|Clearly the one I went into wasn't as new!!|
I went and got my MRI done on my knee today. For those that don't know, an MRI does a scan of everything - muscle, tendons, ligaments, cartilage, bone and any other inner workings I have forgotten to mention! And it is extremely loud!! I got positioned on a trolley and had my knee secured..then I was given a squishy ball to hold, in case I needed to contact the technician, then had some ear muffs (niftily fitted with music!) and told to lay still…
Then it started. 4 lots of scans REALLY loud! Sort of like you would imagine a rocket starting their engine to be like!! I started to feel a bit overwhelmed and anxious - the having to lay still reminding me of being on a spinal board after my accident. Not a happy reminder! So I took the opportunity to practice the mindfulness exercise I have been learning. So I concentrated on my breathing (occasionally breaking to peak at the countdown clock…!) and just relaxed, letting go of any thoughts as they entered my mind.

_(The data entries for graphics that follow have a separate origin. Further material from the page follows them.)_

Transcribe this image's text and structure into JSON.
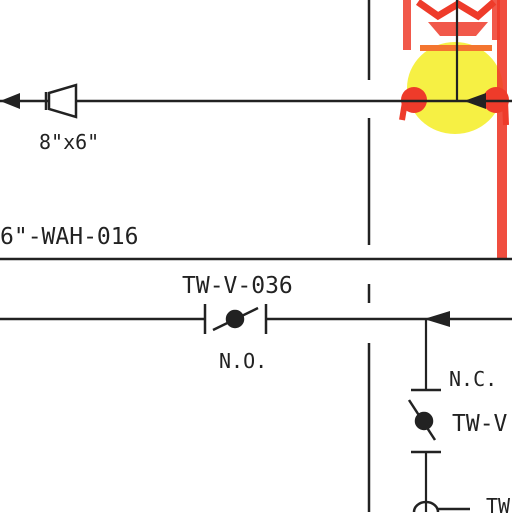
{
  "diagram": {
    "labels": {
      "reducer_size": "8\"x6\"",
      "line_tag": "6\"-WAH-016",
      "valve_top": "TW-V-036",
      "valve_top_state": "N.O.",
      "valve_right_state": "N.C.",
      "valve_right_tag": "TW-V",
      "bottom_tag": "TW"
    },
    "colors": {
      "line": "#222222",
      "markup_red": "#ee3b2a",
      "markup_orange": "#f4752f",
      "markup_yellow": "#f5ef3a"
    }
  }
}
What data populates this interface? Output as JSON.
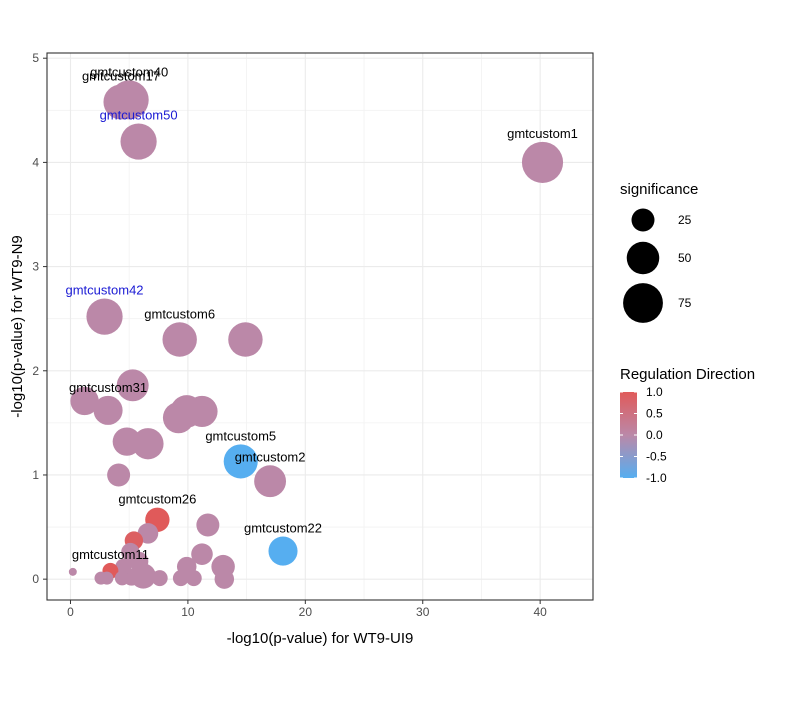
{
  "chart_data": {
    "type": "scatter",
    "xlabel": "-log10(p-value) for WT9-UI9",
    "ylabel": "-log10(p-value) for WT9-N9",
    "xlim": [
      -2,
      44.5
    ],
    "ylim": [
      -0.2,
      5.05
    ],
    "x_ticks": [
      0,
      10,
      20,
      30,
      40
    ],
    "y_ticks": [
      0,
      1,
      2,
      3,
      4,
      5
    ],
    "grid": true,
    "legend_placement": "right",
    "colors": {
      "up": "#e05a5a",
      "neutral": "#bb88a8",
      "down": "#56aef0",
      "highlight_label": "#1a1ad4"
    },
    "size_legend": {
      "title": "significance",
      "values": [
        25,
        50,
        75
      ]
    },
    "color_legend": {
      "title": "Regulation Direction",
      "values": [
        1.0,
        0.5,
        0.0,
        -0.5,
        -1.0
      ],
      "labels": [
        "1.0",
        "0.5",
        "0.0",
        "-0.5",
        "-1.0"
      ]
    },
    "points": [
      {
        "x": 40.2,
        "y": 4.0,
        "sig": 80,
        "dir": 0,
        "label": "gmtcustom1"
      },
      {
        "x": 5.0,
        "y": 4.6,
        "sig": 72,
        "dir": 0,
        "label": "gmtcustom40"
      },
      {
        "x": 4.3,
        "y": 4.58,
        "sig": 58,
        "dir": 0,
        "label": "gmtcustom17"
      },
      {
        "x": 5.8,
        "y": 4.2,
        "sig": 62,
        "dir": 0,
        "label": "gmtcustom50",
        "label_color": "blue"
      },
      {
        "x": 2.9,
        "y": 2.52,
        "sig": 62,
        "dir": 0,
        "label": "gmtcustom42",
        "label_color": "blue"
      },
      {
        "x": 9.3,
        "y": 2.3,
        "sig": 56,
        "dir": 0,
        "label": "gmtcustom6"
      },
      {
        "x": 14.9,
        "y": 2.3,
        "sig": 56,
        "dir": 0
      },
      {
        "x": 5.3,
        "y": 1.86,
        "sig": 48,
        "dir": 0
      },
      {
        "x": 1.2,
        "y": 1.71,
        "sig": 38,
        "dir": 0
      },
      {
        "x": 3.2,
        "y": 1.62,
        "sig": 40,
        "dir": 0,
        "label": "gmtcustom31"
      },
      {
        "x": 9.2,
        "y": 1.55,
        "sig": 46,
        "dir": 0
      },
      {
        "x": 9.9,
        "y": 1.61,
        "sig": 50,
        "dir": 0
      },
      {
        "x": 11.2,
        "y": 1.61,
        "sig": 46,
        "dir": 0
      },
      {
        "x": 4.8,
        "y": 1.32,
        "sig": 38,
        "dir": 0
      },
      {
        "x": 6.6,
        "y": 1.3,
        "sig": 46,
        "dir": 0
      },
      {
        "x": 14.5,
        "y": 1.13,
        "sig": 55,
        "dir": -1,
        "label": "gmtcustom5"
      },
      {
        "x": 17.0,
        "y": 0.94,
        "sig": 48,
        "dir": 0,
        "label": "gmtcustom2"
      },
      {
        "x": 4.1,
        "y": 1.0,
        "sig": 25,
        "dir": 0
      },
      {
        "x": 7.4,
        "y": 0.57,
        "sig": 28,
        "dir": 1,
        "label": "gmtcustom26"
      },
      {
        "x": 11.7,
        "y": 0.52,
        "sig": 25,
        "dir": 0
      },
      {
        "x": 6.6,
        "y": 0.44,
        "sig": 20,
        "dir": 0
      },
      {
        "x": 5.4,
        "y": 0.37,
        "sig": 16,
        "dir": 0.9
      },
      {
        "x": 18.1,
        "y": 0.27,
        "sig": 40,
        "dir": -1,
        "label": "gmtcustom22"
      },
      {
        "x": 11.2,
        "y": 0.24,
        "sig": 22,
        "dir": 0
      },
      {
        "x": 5.1,
        "y": 0.26,
        "sig": 16,
        "dir": 0
      },
      {
        "x": 5.8,
        "y": 0.17,
        "sig": 18,
        "dir": 0
      },
      {
        "x": 4.5,
        "y": 0.12,
        "sig": 12,
        "dir": 0
      },
      {
        "x": 9.9,
        "y": 0.12,
        "sig": 18,
        "dir": 0
      },
      {
        "x": 13.0,
        "y": 0.12,
        "sig": 26,
        "dir": 0
      },
      {
        "x": 3.4,
        "y": 0.08,
        "sig": 12,
        "dir": 1,
        "label": "gmtcustom11"
      },
      {
        "x": 6.2,
        "y": 0.03,
        "sig": 30,
        "dir": 0
      },
      {
        "x": 5.2,
        "y": 0.02,
        "sig": 14,
        "dir": 0
      },
      {
        "x": 4.4,
        "y": 0.01,
        "sig": 10,
        "dir": 0
      },
      {
        "x": 7.6,
        "y": 0.01,
        "sig": 12,
        "dir": 0
      },
      {
        "x": 9.4,
        "y": 0.01,
        "sig": 12,
        "dir": 0
      },
      {
        "x": 10.5,
        "y": 0.01,
        "sig": 12,
        "dir": 0
      },
      {
        "x": 13.1,
        "y": 0.0,
        "sig": 18,
        "dir": 0
      },
      {
        "x": 2.6,
        "y": 0.01,
        "sig": 8,
        "dir": 0
      },
      {
        "x": 3.1,
        "y": 0.01,
        "sig": 8,
        "dir": 0
      },
      {
        "x": 0.2,
        "y": 0.07,
        "sig": 3,
        "dir": 0
      }
    ]
  }
}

I must of been doing ok, because the technician came and touched me on the shoulder and I nearly jumped through the roof! She then said she wanted to do a few more images because I had some bone haematoma… "ok" I said to her, and went back into the machine. Inside my head I was thinking "What?!! What is haematoma? What does that mean?!" Then tried to get back into the mindfulness…and trying not to let my imagination run away from me!!
15 long minutes later…I am free to put on all my jewellery again (I never realised how much I wore - I thought I was a minimalist!!) and shoes on! Then I dared to ask the question - 'What does haematoma mean?" answer: "Bone bruising". Not as bad as my imagination would have me believe! Then I asked about my meniscus (which is what I thought was the main concern)… "I can't see it that well on my screen..the resolution isn't good enough". So I have to wait another 3 days before I get the full verdict.
I guess another 3 days isn't too bad to wait, right? But it's already been 2 months! I've had enough waiting! But in the last two months one thing I have learnt is patience…you cannot rush things that are out of your control. So, I am left with my bone haematoma (!) to wait to find out if I can start to return to work soon, or if I have to wait…
I'll aim to spend my time wisely..doing things I've been meaning to do for awhile, but keep putting off!!